Après sa venue à Valenciennes en 1908, le colonel von Kretschmar, spécialiste de l’art héraldique, publie une analyse poussée de la tapisserie de Valenciennes. Le texte est traduit en français en 1923, comme « document pour servir à l’histoire de l’occupation de Valenciennes de 1914 à 1918 ». Si pour lui, il ne fait aucun doute que l’Empereur Maximilien figure sur la tapisserie, il montre pourtant les limites de son hypothèse.

« […] notre attention est d’abord attirée par le personnage qui se tient à côté de Philippe de l’autre côté de la colonne […], ce ne peut être là que l’Empereur Maximilien ou le prince électeur Frédéric. […] Si c’est là le portrait de Maximilien nous devrions voir, dans le bijou qu’il porte, l’Ordre de la Toison d’Or, […] Mais ce bijou n’est pas celui de la Toison d’Or. […] Peut-être ce bijou était-il un cadeau particulièrement précieux que Maximilien avait reçu de sa jeune épouse, qu’il portait en l’honneur d’elle […] »
Colonel von Kretschmar, 1910, trad. in Jules Thiroux, [1923], p. 33.

Dans un second temps, il identifie le prince électeur Frédéric III de Saxe, avant de se raviser en faveur de Maximilien. 

« Mais si, à cause de l’absence de l’ordre de la Toison d’Or, on ne veut plus voir dans ce portrait celui de Maximilien, mais celui du prince électeur Frédéric, il y a également ici une contradiction avec les portraits connus du prince électeur, sur lesquels il est toujours représenté avec toute sa barbe. […] ce qu’il y a de plus vraisemblable, c’est que nous avons devant nous Maximilien, comme le plus grand des personnages présents, et que le prince électeur Frédéric, […] n’a pas voulu y figurer, ou que nous devons alors le chercher parmi les cavaliers du tournoi. »
Colonel von Kretschmar, 1910, trad. in Jules Thiroux, [1923], p. 33-34.

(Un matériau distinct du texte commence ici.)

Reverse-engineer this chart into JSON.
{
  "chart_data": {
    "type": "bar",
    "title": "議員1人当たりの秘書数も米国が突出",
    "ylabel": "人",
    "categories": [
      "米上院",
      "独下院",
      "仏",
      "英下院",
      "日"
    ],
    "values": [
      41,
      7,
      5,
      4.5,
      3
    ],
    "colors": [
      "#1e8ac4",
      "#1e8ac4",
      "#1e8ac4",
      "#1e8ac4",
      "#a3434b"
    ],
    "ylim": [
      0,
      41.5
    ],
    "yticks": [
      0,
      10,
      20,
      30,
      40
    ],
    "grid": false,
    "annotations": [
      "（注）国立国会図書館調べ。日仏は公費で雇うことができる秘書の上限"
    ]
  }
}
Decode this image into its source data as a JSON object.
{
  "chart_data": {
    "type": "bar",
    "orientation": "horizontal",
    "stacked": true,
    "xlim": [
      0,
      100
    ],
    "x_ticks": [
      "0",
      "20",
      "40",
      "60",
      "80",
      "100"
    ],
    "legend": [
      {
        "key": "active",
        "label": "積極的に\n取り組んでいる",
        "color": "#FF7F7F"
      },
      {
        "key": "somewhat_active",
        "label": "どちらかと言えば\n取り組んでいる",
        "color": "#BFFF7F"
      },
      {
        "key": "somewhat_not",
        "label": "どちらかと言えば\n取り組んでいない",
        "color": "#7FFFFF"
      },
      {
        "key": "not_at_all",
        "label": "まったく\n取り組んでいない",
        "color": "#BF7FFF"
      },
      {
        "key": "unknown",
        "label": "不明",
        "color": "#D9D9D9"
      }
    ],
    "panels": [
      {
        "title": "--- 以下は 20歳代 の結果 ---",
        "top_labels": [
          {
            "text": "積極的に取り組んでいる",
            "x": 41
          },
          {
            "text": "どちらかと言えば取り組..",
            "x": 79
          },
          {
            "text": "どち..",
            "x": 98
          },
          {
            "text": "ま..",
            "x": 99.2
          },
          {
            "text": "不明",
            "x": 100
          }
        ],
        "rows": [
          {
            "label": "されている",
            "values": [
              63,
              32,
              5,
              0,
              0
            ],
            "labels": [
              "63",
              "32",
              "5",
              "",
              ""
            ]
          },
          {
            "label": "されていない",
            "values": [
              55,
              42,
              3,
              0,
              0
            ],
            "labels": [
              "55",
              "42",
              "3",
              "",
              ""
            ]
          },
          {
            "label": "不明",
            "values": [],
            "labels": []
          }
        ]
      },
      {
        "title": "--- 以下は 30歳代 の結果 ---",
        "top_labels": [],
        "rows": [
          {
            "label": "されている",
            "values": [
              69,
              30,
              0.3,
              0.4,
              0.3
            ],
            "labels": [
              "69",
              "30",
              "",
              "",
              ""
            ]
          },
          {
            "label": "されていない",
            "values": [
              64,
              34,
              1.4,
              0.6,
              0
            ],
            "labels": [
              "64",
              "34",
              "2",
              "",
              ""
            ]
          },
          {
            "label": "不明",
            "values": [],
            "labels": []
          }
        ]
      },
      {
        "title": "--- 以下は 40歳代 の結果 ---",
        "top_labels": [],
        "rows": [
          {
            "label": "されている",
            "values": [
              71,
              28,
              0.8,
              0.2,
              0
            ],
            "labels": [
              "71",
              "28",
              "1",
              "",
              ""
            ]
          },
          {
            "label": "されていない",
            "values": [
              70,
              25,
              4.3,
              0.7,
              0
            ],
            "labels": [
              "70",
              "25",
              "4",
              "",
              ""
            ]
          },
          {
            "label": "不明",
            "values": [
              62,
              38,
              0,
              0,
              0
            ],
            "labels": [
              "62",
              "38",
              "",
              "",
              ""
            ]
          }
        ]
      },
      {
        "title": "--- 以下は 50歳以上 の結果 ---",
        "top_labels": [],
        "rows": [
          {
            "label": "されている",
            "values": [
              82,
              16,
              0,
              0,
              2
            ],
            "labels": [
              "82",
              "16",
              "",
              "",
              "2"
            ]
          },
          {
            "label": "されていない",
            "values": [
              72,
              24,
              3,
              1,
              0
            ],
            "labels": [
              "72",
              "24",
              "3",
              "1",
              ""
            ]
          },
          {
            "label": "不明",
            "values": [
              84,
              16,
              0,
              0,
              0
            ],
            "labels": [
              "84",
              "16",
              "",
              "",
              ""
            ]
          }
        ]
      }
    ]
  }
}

Charles VIII, roi de France


Jean Perréal,  Portait d'homme (Portrait présumé de Charles VIII), 1490-1495, tempera sur bois,  inséré dans la couverture d'un livre d'heures fragmentaire, 23 x 14,5 cm. Paris, Bibliothèque nationale de France

Alors que von Kretschmar identifie ce personnage à l’empereur Maximilien Ier, Maurice Hénault lui trouve une ressemblance avec le portrait de Charles VIII, aujourd’hui attribué à Jean Perréal.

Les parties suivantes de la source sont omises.